Derrière la porte verrouillée, des cris. À peine sortie de l’enfance, une gamine nue, enfermée, allaite son môme. Le père du môme ? Probablement le père de la fille. La mère ferme les yeux, se fait maquiller. Aveugle en tout, elle enrage. Un loup vient raconter l’histoire, et l’horreur domestique laisse place au conte cruel et fantastique.
La gamine mord le père à l’oreille et emporte l’enfant. Dans la forêt profonde, l’enfant grandit, se nourrit en dévorant sa mère et rencontre le loup. L’enfant connaît la faim et le froid, mais ni la peur ni l’effroi. Il bouffe le loup, endosse sa peau et rejoint la ville pour y régler leurs comptes à ses semblables humains qui ont fait de lui un monstre.
Vingt ans plus tard, quand le jeune homme débarque, l’homme et la femme, ses grands-parents, traînent un minable cirque ; numéros de cracheur de feu et de cartomancienne. L’enfant les retrouve, s’occupe de leur sort, sans s’inscrire pourtant ni dans la vengeance ni dans le pardon. Et le loup souligne : « L’homme, un loup pour l’homme ? Ce propos désormais, je le tiens pour dégradant ».
Ancien secrétaire général de la Comédie-Française, passé auteur associé et conseiller du Théâtre du Rond-Point, Pierre Notte est l’auteur de Moi aussi je suis Catherine Deneuve (Molière du théâtre privé), des Deux petites dames vers le Nord, de J’existe foutez-moi la paix (présenté au Théâtre du Rond-Point en 2009) et des Couteaux dans le dos.

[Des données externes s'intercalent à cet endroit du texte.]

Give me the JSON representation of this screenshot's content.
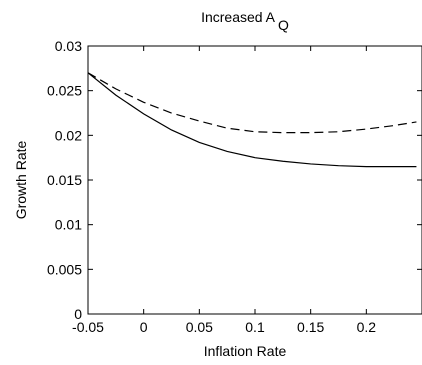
{
  "chart_data": {
    "type": "line",
    "title": {
      "main": "Increased A",
      "subscript": "Q"
    },
    "xlabel": "Inflation Rate",
    "ylabel": "Growth Rate",
    "xlim": [
      -0.05,
      0.25
    ],
    "ylim": [
      0,
      0.03
    ],
    "xticks": [
      -0.05,
      0,
      0.05,
      0.1,
      0.15,
      0.2
    ],
    "xtick_labels": [
      "-0.05",
      "0",
      "0.05",
      "0.1",
      "0.15",
      "0.2"
    ],
    "yticks": [
      0,
      0.005,
      0.01,
      0.015,
      0.02,
      0.025,
      0.03
    ],
    "ytick_labels": [
      "0",
      "0.005",
      "0.01",
      "0.015",
      "0.02",
      "0.025",
      "0.03"
    ],
    "grid": false,
    "legend": "none",
    "series": [
      {
        "line_style": "solid",
        "color": "#000000",
        "x": [
          -0.05,
          -0.025,
          0,
          0.025,
          0.05,
          0.075,
          0.1,
          0.125,
          0.15,
          0.175,
          0.2,
          0.225,
          0.245
        ],
        "y": [
          0.027,
          0.0245,
          0.0224,
          0.0206,
          0.0192,
          0.0182,
          0.0175,
          0.0171,
          0.0168,
          0.0166,
          0.0165,
          0.0165,
          0.0165
        ]
      },
      {
        "line_style": "dashed",
        "color": "#000000",
        "x": [
          -0.05,
          -0.025,
          0,
          0.025,
          0.05,
          0.075,
          0.1,
          0.125,
          0.15,
          0.175,
          0.2,
          0.225,
          0.245
        ],
        "y": [
          0.027,
          0.0252,
          0.0237,
          0.0225,
          0.0216,
          0.0208,
          0.0204,
          0.0203,
          0.0203,
          0.0204,
          0.0207,
          0.0211,
          0.0215
        ]
      }
    ]
  }
}
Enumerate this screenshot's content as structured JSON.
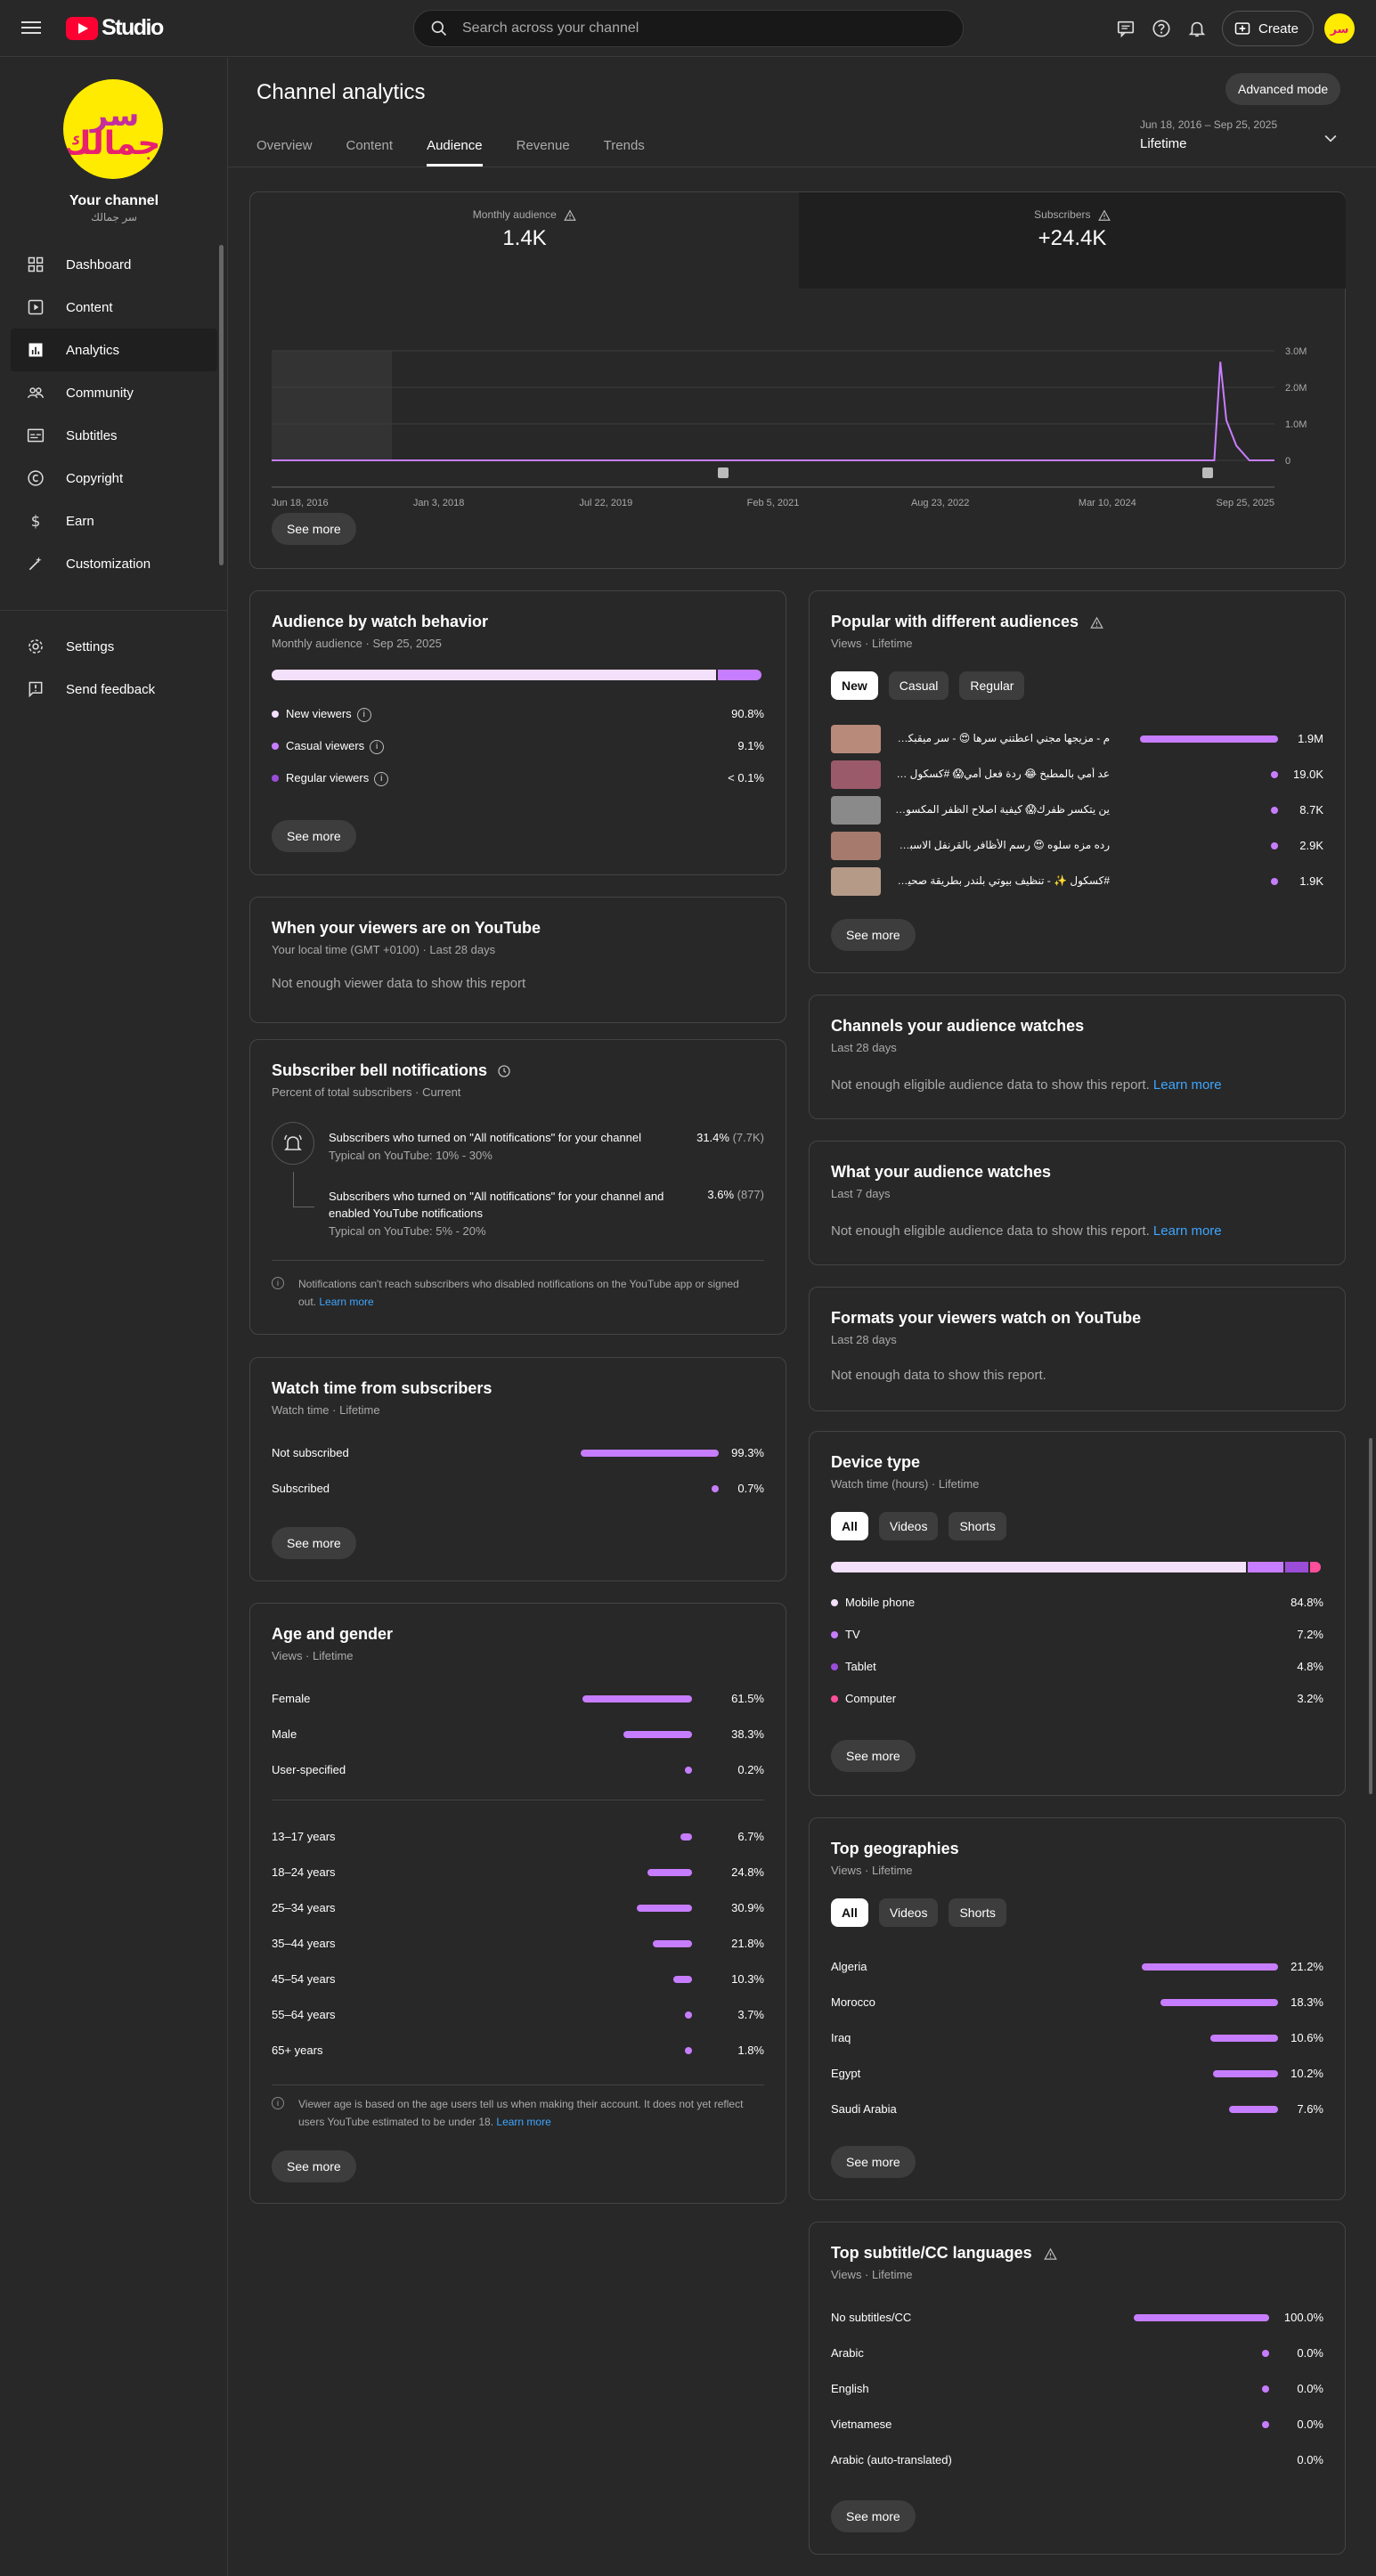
{
  "topbar": {
    "logo_text": "Studio",
    "search_placeholder": "Search across your channel",
    "create_label": "Create"
  },
  "sidebar": {
    "channel_title": "Your channel",
    "channel_name": "سر جمالك",
    "items": [
      {
        "label": "Dashboard",
        "icon": "dashboard-icon"
      },
      {
        "label": "Content",
        "icon": "content-icon"
      },
      {
        "label": "Analytics",
        "icon": "analytics-icon"
      },
      {
        "label": "Community",
        "icon": "community-icon"
      },
      {
        "label": "Subtitles",
        "icon": "subtitles-icon"
      },
      {
        "label": "Copyright",
        "icon": "copyright-icon"
      },
      {
        "label": "Earn",
        "icon": "earn-icon"
      },
      {
        "label": "Customization",
        "icon": "customization-icon"
      }
    ],
    "bottom_items": [
      {
        "label": "Settings",
        "icon": "settings-icon"
      },
      {
        "label": "Send feedback",
        "icon": "feedback-icon"
      }
    ]
  },
  "header": {
    "title": "Channel analytics",
    "advanced_mode": "Advanced mode",
    "tabs": [
      "Overview",
      "Content",
      "Audience",
      "Revenue",
      "Trends"
    ],
    "active_tab": "Audience",
    "date_range": "Jun 18, 2016 – Sep 25, 2025",
    "date_label": "Lifetime"
  },
  "overview_chart": {
    "metrics": [
      {
        "label": "Monthly audience",
        "value": "1.4K"
      },
      {
        "label": "Subscribers",
        "value": "+24.4K"
      }
    ],
    "y_ticks": [
      "3.0M",
      "2.0M",
      "1.0M",
      "0"
    ],
    "x_ticks": [
      "Jun 18, 2016",
      "Jan 3, 2018",
      "Jul 22, 2019",
      "Feb 5, 2021",
      "Aug 23, 2022",
      "Mar 10, 2024",
      "Sep 25, 2025"
    ],
    "see_more": "See more"
  },
  "chart_data": {
    "type": "line",
    "x": [
      "Jun 18, 2016",
      "Jan 3, 2018",
      "Jul 22, 2019",
      "Feb 5, 2021",
      "Aug 23, 2022",
      "Mar 10, 2024",
      "Jun 15, 2024",
      "Jul 2024",
      "Aug 2024",
      "Sep 2024",
      "Oct 2024",
      "Sep 25, 2025"
    ],
    "series": [
      {
        "values": [
          0,
          0,
          0,
          0,
          0,
          0,
          0,
          2700000,
          1100000,
          400000,
          0,
          0
        ]
      }
    ],
    "ylim": [
      0,
      3000000
    ],
    "y_ticks": [
      0,
      1000000,
      2000000,
      3000000
    ],
    "grid": true
  },
  "watch_behavior": {
    "title": "Audience by watch behavior",
    "subtitle": "Monthly audience · Sep 25, 2025",
    "stack": [
      0.908,
      0.091,
      0.001
    ],
    "stack_colors": [
      "#f3e0fb",
      "#c77dff",
      "#9b4dd8"
    ],
    "rows": [
      {
        "label": "New viewers",
        "value": "90.8%",
        "color": "#f3e0fb"
      },
      {
        "label": "Casual viewers",
        "value": "9.1%",
        "color": "#c77dff"
      },
      {
        "label": "Regular viewers",
        "value": "< 0.1%",
        "color": "#9b4dd8"
      }
    ],
    "see_more": "See more"
  },
  "popular": {
    "title": "Popular with different audiences",
    "subtitle": "Views · Lifetime",
    "chips": [
      "New",
      "Casual",
      "Regular"
    ],
    "rows": [
      {
        "title": "م - مزيجها مجني اعطتني سرها 😍 - سر ميقبكم في البيت",
        "value": "1.9M",
        "fraction": 1.0
      },
      {
        "title": "عد أمي بالمطبخ 😂 ردة فعل أمي😱 #كسكول #عزيز",
        "value": "19.0K",
        "fraction": 0.01
      },
      {
        "title": "ين يتكسر ظفرك😱 كيفية اصلاح الظفر المكسور #كسكول",
        "value": "8.7K",
        "fraction": 0.005
      },
      {
        "title": "رده مزه سلوه 😍 رسم الأظافر بالقرنفل الاسبق #كسكول",
        "value": "2.9K",
        "fraction": 0.002
      },
      {
        "title": "#كسكول ✨ - تنظيف بيوتي بلندر بطريقة صحيحة 😮",
        "value": "1.9K",
        "fraction": 0.001
      }
    ],
    "see_more": "See more"
  },
  "when_viewers": {
    "title": "When your viewers are on YouTube",
    "subtitle": "Your local time (GMT +0100) · Last 28 days",
    "message": "Not enough viewer data to show this report"
  },
  "channels_watch": {
    "title": "Channels your audience watches",
    "subtitle": "Last 28 days",
    "message": "Not enough eligible audience data to show this report.",
    "link": "Learn more"
  },
  "what_watch": {
    "title": "What your audience watches",
    "subtitle": "Last 7 days",
    "message": "Not enough eligible audience data to show this report.",
    "link": "Learn more"
  },
  "bell": {
    "title": "Subscriber bell notifications",
    "subtitle": "Percent of total subscribers · Current",
    "row1_label": "Subscribers who turned on \"All notifications\" for your channel",
    "row1_typical": "Typical on YouTube: 10% - 30%",
    "row1_value": "31.4%",
    "row1_count": "(7.7K)",
    "row2_label": "Subscribers who turned on \"All notifications\" for your channel and enabled YouTube notifications",
    "row2_typical": "Typical on YouTube: 5% - 20%",
    "row2_value": "3.6%",
    "row2_count": "(877)",
    "note": "Notifications can't reach subscribers who disabled notifications on the YouTube app or signed out.",
    "note_link": "Learn more"
  },
  "formats": {
    "title": "Formats your viewers watch on YouTube",
    "subtitle": "Last 28 days",
    "message": "Not enough data to show this report."
  },
  "watch_subs": {
    "title": "Watch time from subscribers",
    "subtitle": "Watch time · Lifetime",
    "rows": [
      {
        "label": "Not subscribed",
        "value": "99.3%",
        "fraction": 0.993
      },
      {
        "label": "Subscribed",
        "value": "0.7%",
        "fraction": 0.007
      }
    ],
    "see_more": "See more"
  },
  "device": {
    "title": "Device type",
    "subtitle": "Watch time (hours) · Lifetime",
    "chips": [
      "All",
      "Videos",
      "Shorts"
    ],
    "stack": [
      0.848,
      0.072,
      0.048,
      0.032
    ],
    "rows": [
      {
        "label": "Mobile phone",
        "value": "84.8%",
        "color": "#f3e0fb"
      },
      {
        "label": "TV",
        "value": "7.2%",
        "color": "#c77dff"
      },
      {
        "label": "Tablet",
        "value": "4.8%",
        "color": "#9b4dd8"
      },
      {
        "label": "Computer",
        "value": "3.2%",
        "color": "#ff4e9a"
      }
    ],
    "see_more": "See more"
  },
  "age_gender": {
    "title": "Age and gender",
    "subtitle": "Views · Lifetime",
    "gender": [
      {
        "label": "Female",
        "value": "61.5%",
        "fraction": 0.615
      },
      {
        "label": "Male",
        "value": "38.3%",
        "fraction": 0.383
      },
      {
        "label": "User-specified",
        "value": "0.2%",
        "fraction": 0.002
      }
    ],
    "age": [
      {
        "label": "13–17 years",
        "value": "6.7%",
        "fraction": 0.067
      },
      {
        "label": "18–24 years",
        "value": "24.8%",
        "fraction": 0.248
      },
      {
        "label": "25–34 years",
        "value": "30.9%",
        "fraction": 0.309
      },
      {
        "label": "35–44 years",
        "value": "21.8%",
        "fraction": 0.218
      },
      {
        "label": "45–54 years",
        "value": "10.3%",
        "fraction": 0.103
      },
      {
        "label": "55–64 years",
        "value": "3.7%",
        "fraction": 0.037
      },
      {
        "label": "65+ years",
        "value": "1.8%",
        "fraction": 0.018
      }
    ],
    "note": "Viewer age is based on the age users tell us when making their account. It does not yet reflect users YouTube estimated to be under 18.",
    "note_link": "Learn more",
    "see_more": "See more"
  },
  "geographies": {
    "title": "Top geographies",
    "subtitle": "Views · Lifetime",
    "chips": [
      "All",
      "Videos",
      "Shorts"
    ],
    "rows": [
      {
        "label": "Algeria",
        "value": "21.2%",
        "fraction": 0.212
      },
      {
        "label": "Morocco",
        "value": "18.3%",
        "fraction": 0.183
      },
      {
        "label": "Iraq",
        "value": "10.6%",
        "fraction": 0.106
      },
      {
        "label": "Egypt",
        "value": "10.2%",
        "fraction": 0.102
      },
      {
        "label": "Saudi Arabia",
        "value": "7.6%",
        "fraction": 0.076
      }
    ],
    "see_more": "See more"
  },
  "subtitles": {
    "title": "Top subtitle/CC languages",
    "subtitle": "Views · Lifetime",
    "rows": [
      {
        "label": "No subtitles/CC",
        "value": "100.0%",
        "fraction": 1.0,
        "mark": "bar"
      },
      {
        "label": "Arabic",
        "value": "0.0%",
        "fraction": 0.0,
        "mark": "dot"
      },
      {
        "label": "English",
        "value": "0.0%",
        "fraction": 0.0,
        "mark": "dot"
      },
      {
        "label": "Vietnamese",
        "value": "0.0%",
        "fraction": 0.0,
        "mark": "dot"
      },
      {
        "label": "Arabic (auto-translated)",
        "value": "0.0%",
        "fraction": 0.0,
        "mark": "none"
      }
    ],
    "see_more": "See more"
  }
}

Découvreur du théâtre de Yasmina Reza ou de Jean-Marie Besset, ancien compagnon de route d’Antoine Vitez, Patrice Kerbrat signe la mise en scène du conte, dirigeant dans une fresque grinçante une imagerie aussi proche de l’élégance des fables japonaises du kabuki, que de l’énergie foutraque des tréteaux du théâtre forain.